Aquilo me pegou de surpresa, pois a pobreza da região é muito grande - Traipu é uma das cidades mais pobres do estado de Alagoas, senão a mais pobre - e eu imaginei o que cem reais poderia significar para aquele senhor. E ele me oferecia de coração, eu podia sentir isso em sua expressão.
Gentilmente (tão gentil quanto se pode ser após 12 horas apanhando da água) eu agradeci e lhe devolvi o dinheiro e disse-lhe que o usasse para outras benfeitorias e que eu não poderia aceitá-lo. E segui andando.
Aquela imagem foi instantânea. Acredito que todo esse quadro se passou em míseros segundos, mas marcaram em profundidade a minha alma.
Prova de que há nobres valores humanos por todos os lugares - nós é que nem sempre conseguimos percebê-los.
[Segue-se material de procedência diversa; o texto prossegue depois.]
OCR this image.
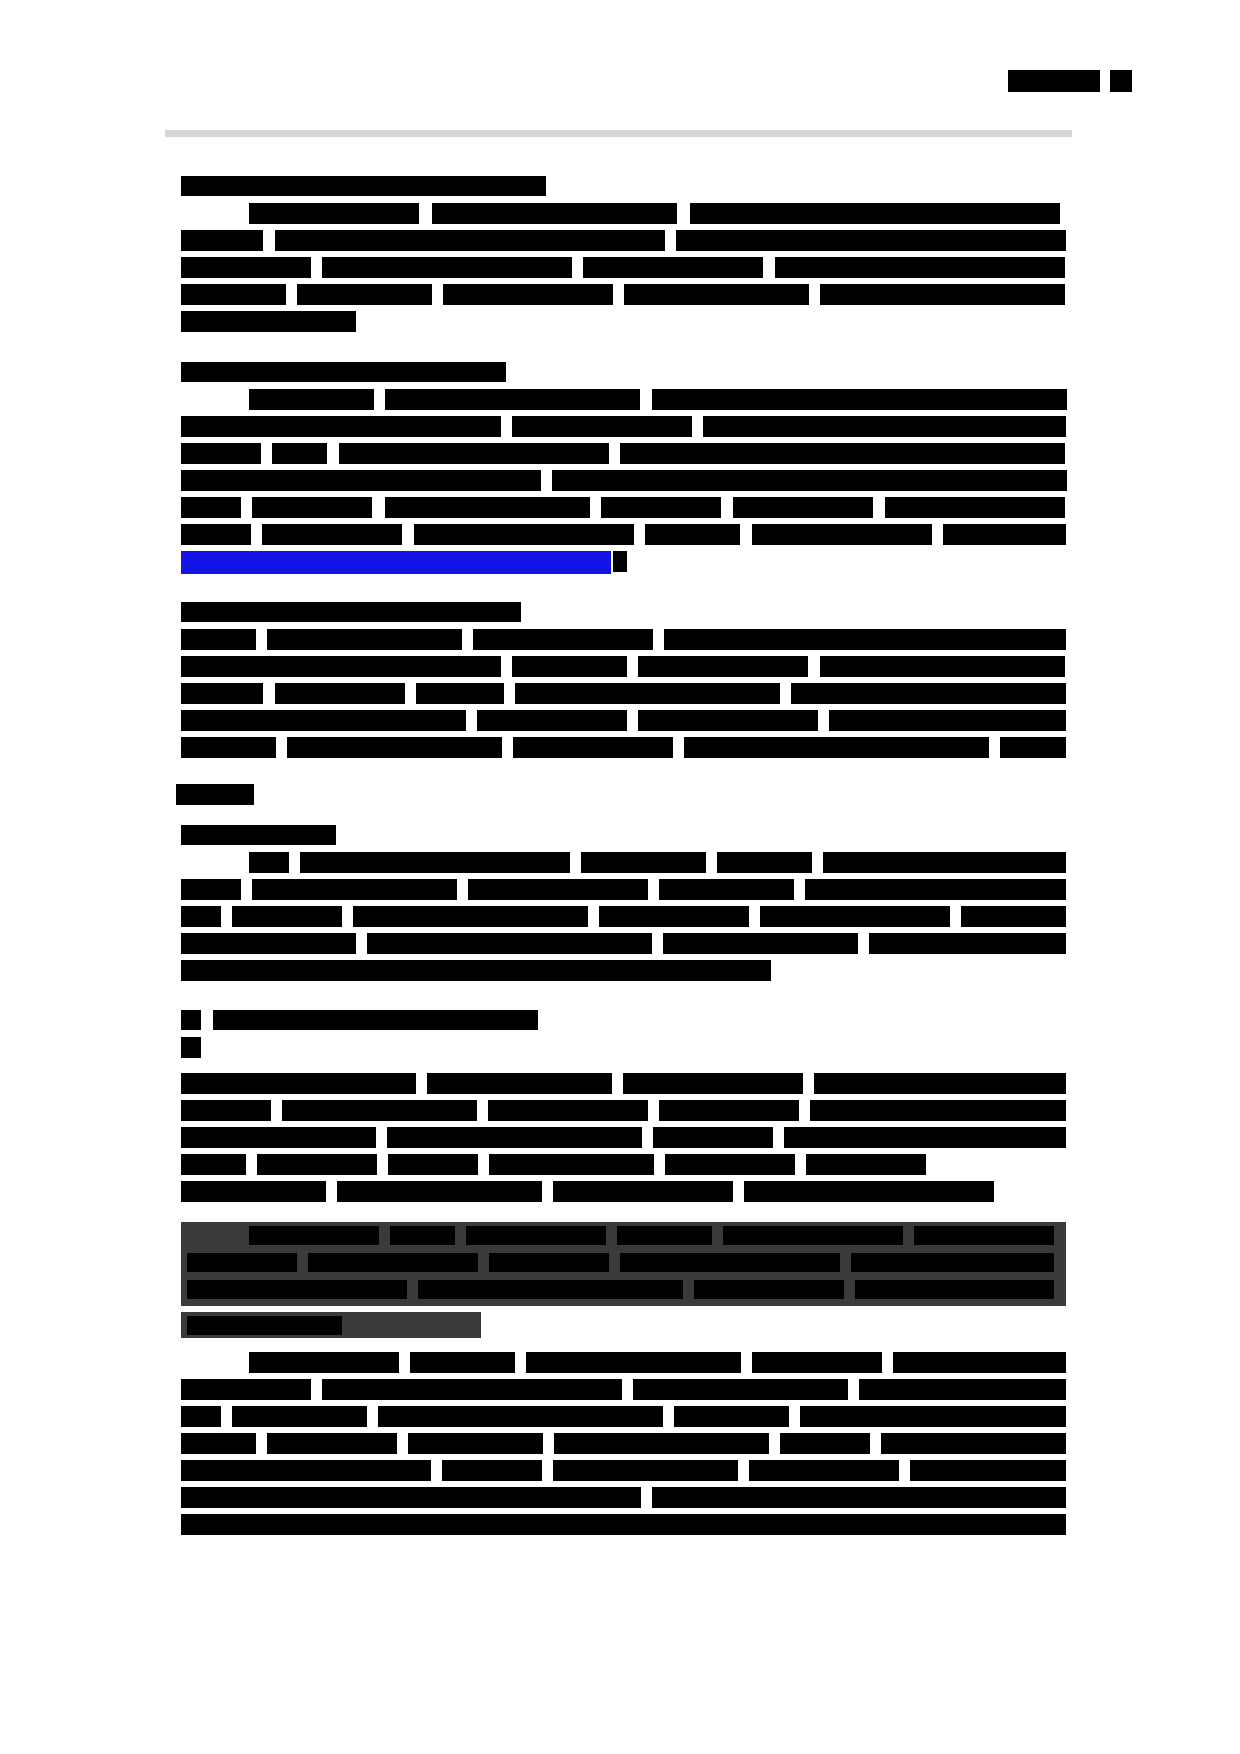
https://bit.ly/UtsavJotsabManagement2Pages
sexta-feira, 2 de novembro de 2012

Cap.13 - Desafio gigantesco - parte II

O tempo foi passando, eu seguia lutando contra as ondas e lentamente os fatos passaram a fazer sentido para mim. Primeiramente soube dos mantimentos - o Foschini e nosso companheiro Eugênio estavam no barco sem ter o que comer. Pelo que entendi mais tarde, eles "filaram uma boia" do piloto, mas não era suficiente. Não devia estar fácil para eles ali também. E a cidade de Traipu que não chegava nunca!
Num determinado momento eu, já ligeiramente cansado e estressado, perguntei pro Foschini:
- Afinal, falta quanto?
Ele me respondeu:
- Tá vendo aquela igrejinha lá naquela margem?
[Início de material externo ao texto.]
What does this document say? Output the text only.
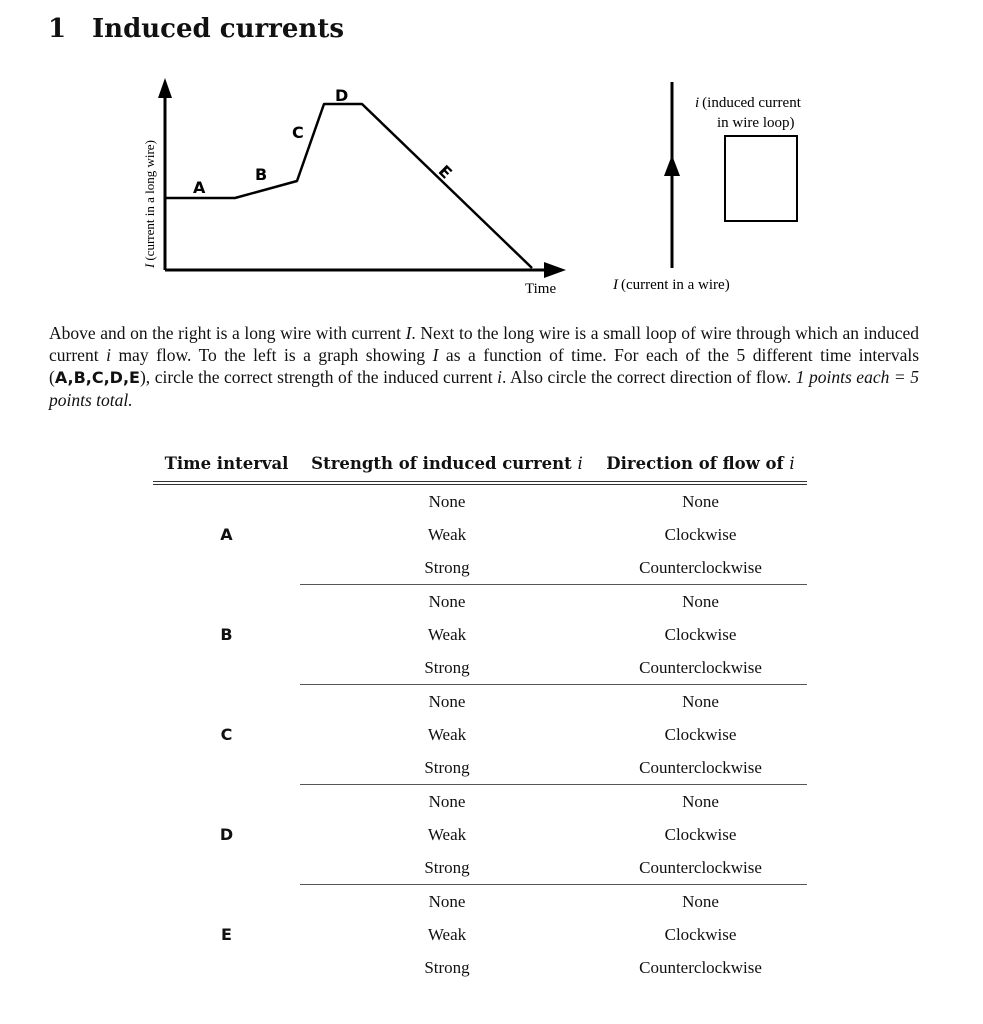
1 Induced currents
A
B
C
D
E
Time
I(current in a long wire)
i (induced current
in wire loop)
I (current in a wire)
Above and on the right is a long wire with current I. Next to the long wire is a small loop of wire through which an induced current i may flow. To the left is a graph showing I as a function of time. For each of the 5 different time intervals (A,B,C,D,E), circle the correct strength of the induced current i. Also circle the correct direction of flow. 1 points each = 5 points total.
Time interval	Strength of induced current i	Direction of flow of i
A	None	None
	Weak	Clockwise
	Strong	Counterclockwise
B	None	None
	Weak	Clockwise
	Strong	Counterclockwise
C	None	None
	Weak	Clockwise
	Strong	Counterclockwise
D	None	None
	Weak	Clockwise
	Strong	Counterclockwise
E	None	None
	Weak	Clockwise
	Strong	Counterclockwise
- Tô - eu menti de volta. Eu não enxergava mais muita coisa àquela altura do campeonato.
- Ali o rio vira para a esquerda. a cidade é logo depois da curva.
Como se eu não conhecesse essa velha história de barqueiros que dizem que seu objetivo está logo depois da próxima curva, eu insisti na pergunta:
- Quantos quilômetros depois da curva?
- Seis - o Foschini chutou. Ele não sabia, mas como eu insisti, ele tinha que me passar alguma informação que eu considerasse crível. O pior foi que havia um rapaz sentado no teto do barco que confirmou aquela versão e eu passei a nadar orientado por aqueles números.
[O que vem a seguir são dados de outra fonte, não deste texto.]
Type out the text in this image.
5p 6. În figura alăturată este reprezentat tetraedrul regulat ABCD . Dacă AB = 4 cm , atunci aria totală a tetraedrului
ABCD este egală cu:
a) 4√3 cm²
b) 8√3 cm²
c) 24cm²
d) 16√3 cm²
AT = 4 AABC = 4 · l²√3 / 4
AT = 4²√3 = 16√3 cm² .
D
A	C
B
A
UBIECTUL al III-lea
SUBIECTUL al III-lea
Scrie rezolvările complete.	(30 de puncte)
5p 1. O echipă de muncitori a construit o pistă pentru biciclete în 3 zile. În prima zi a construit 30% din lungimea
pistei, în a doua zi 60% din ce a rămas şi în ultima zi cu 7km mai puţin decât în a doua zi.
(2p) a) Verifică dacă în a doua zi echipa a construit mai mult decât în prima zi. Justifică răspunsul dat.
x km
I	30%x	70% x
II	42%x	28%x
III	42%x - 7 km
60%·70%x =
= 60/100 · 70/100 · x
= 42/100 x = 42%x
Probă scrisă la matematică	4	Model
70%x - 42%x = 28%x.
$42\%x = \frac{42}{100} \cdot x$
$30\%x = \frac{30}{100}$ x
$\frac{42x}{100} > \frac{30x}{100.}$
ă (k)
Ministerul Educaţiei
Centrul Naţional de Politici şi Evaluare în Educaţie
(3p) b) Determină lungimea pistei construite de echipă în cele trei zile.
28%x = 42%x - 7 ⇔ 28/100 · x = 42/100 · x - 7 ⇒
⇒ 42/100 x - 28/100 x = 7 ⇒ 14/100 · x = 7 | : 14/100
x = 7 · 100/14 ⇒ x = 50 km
Já eram cerca de 15 ou 16 horas quando soube que meus colegas que vinham mais atrás escoltados pelos Bombeiros haviam parado. Não sei ao certo, mas eles devem ter nadado uns 35 a 40 quilômetros até aquele momento. Mais tarde compreendi o que aconteceu: os Bombeiros corriam o risco de ficar sem combustível, pois o tanque extra estava sendo transportado no nosso barco, que se desgarrou sem avisá-los. Então eles se viram forçados a tirar os três nadadores da água para que o combustível restante fosse suficiente para alcançar o nosso barco, mais à frente. A história que eu ouvi ao final do dia e que faz um certo sentido é que não haveria tempo para completar a prova durante o dia, então a perda não fora assim tão grande. Mas conhecendo um nadador de longa, aposto como nenhum dos três se conformou com o fato. São três heróis, que não fugiram ao compromisso e nadaram o quanto lhes foi permitido. Sinto orgulho de sua dedicação e seu empenho!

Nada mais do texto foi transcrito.